Not so, researchers Jenny Trinitapoli and Alexander Weinreb write in Slate, an online magazine.
"As a single class of people, local religious leaders sit at the very top of our list of who should receive credit for the behavior changes that have curbed the spread of HIV in Africa," Trinitapoli and Weinreb write.
And these African leaders' messages about AIDS came well before the Western groups got involved.
"For nearly two decades, religious leaders of various stripes in Malawi a religiously diverse country with high HIV prevalence have been offering practical messages about how to resist the temptation of beautiful women, how to prevent jealousies in polygynous households, how to discern whether a boyfriend or girlfriend will be a faithful spouse in the long run, and why withholding sex within marriage might be risky for both partners," the researchers write. "These messages have mattered. In congregations where AIDS and sexual mortality are discussed regularly, unmarried people are more likely to report being abstinent and married individuals faithful to their spouses."

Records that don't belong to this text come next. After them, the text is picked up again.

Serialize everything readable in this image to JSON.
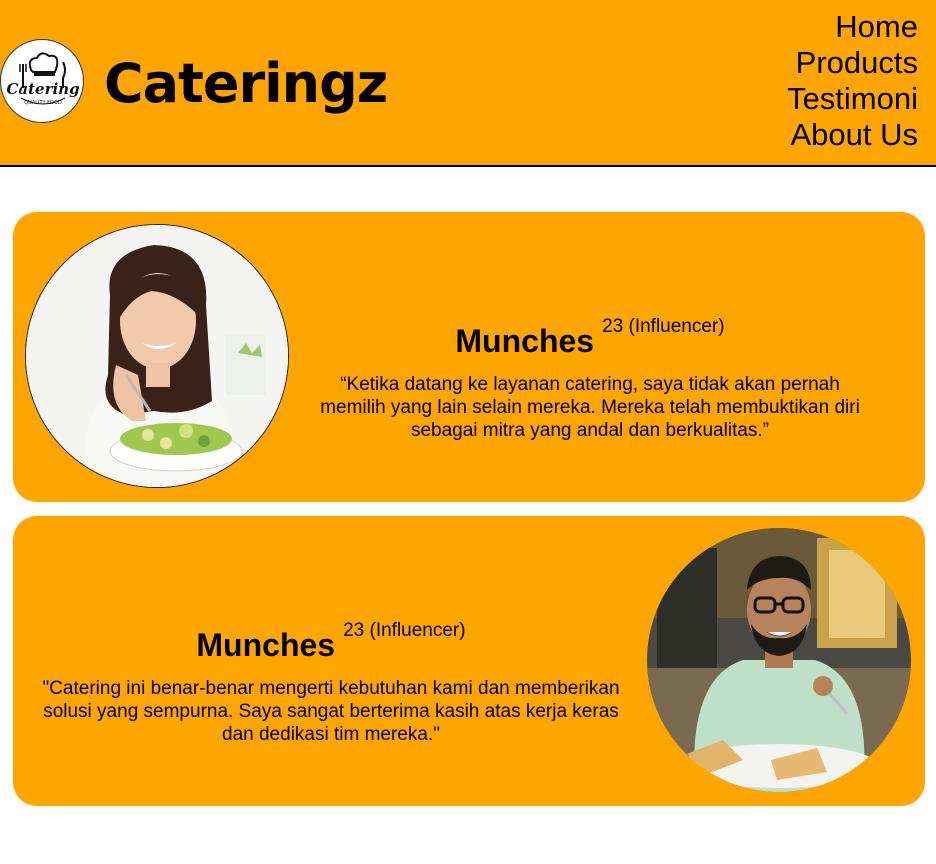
{
  "header": {
    "logo": {
      "text": "Catering",
      "subtext": "QUALITY FOOD",
      "icon": "chef-hat-icon"
    },
    "brand": "Cateringz",
    "nav": [
      {
        "label": "Home"
      },
      {
        "label": "Products"
      },
      {
        "label": "Testimoni"
      },
      {
        "label": "About Us"
      }
    ]
  },
  "testimonials": [
    {
      "name": "Munches",
      "meta": "23 (Influencer)",
      "quote": "“Ketika datang ke layanan catering, saya tidak akan pernah memilih yang lain selain mereka. Mereka telah membuktikan diri sebagai mitra yang andal dan berkualitas.”",
      "photo": "woman-eating-salad"
    },
    {
      "name": "Munches",
      "meta": "23 (Influencer)",
      "quote": "\"Catering ini benar-benar mengerti kebutuhan kami dan memberikan solusi yang sempurna. Saya sangat berterima kasih atas kerja keras dan dedikasi tim mereka.\"",
      "photo": "man-eating-pizza"
    }
  ],
  "colors": {
    "primary": "#ffa500",
    "text": "#000000",
    "background": "#ffffff"
  }
}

Sermons about "abstinence and faithfulness have been pragmatic and effective," they write. "They have reduced the spread of HIV in countless African communities that have been unreached by resources from the Global Fund and its counterparts."
Why hasn't this story been told? ask Trinitapoli and Weinreb, authors of the book, "Religion and AIDS in Africa."
"The West is still in the thrall of the outdated assumption," they write, "that societies need to jettison old superstitions [religion in particular] in order to modernize."
That does not fit their experience.
Africa is "a place, like any other, in which people converse about and respond to AIDS, famine, war, and plain-old daily hardships in contested and complex ways," Trinitapoli and Weinreb write. "On the world's most religious continent, people use religious ideas, language and organizations to address problems, big and small."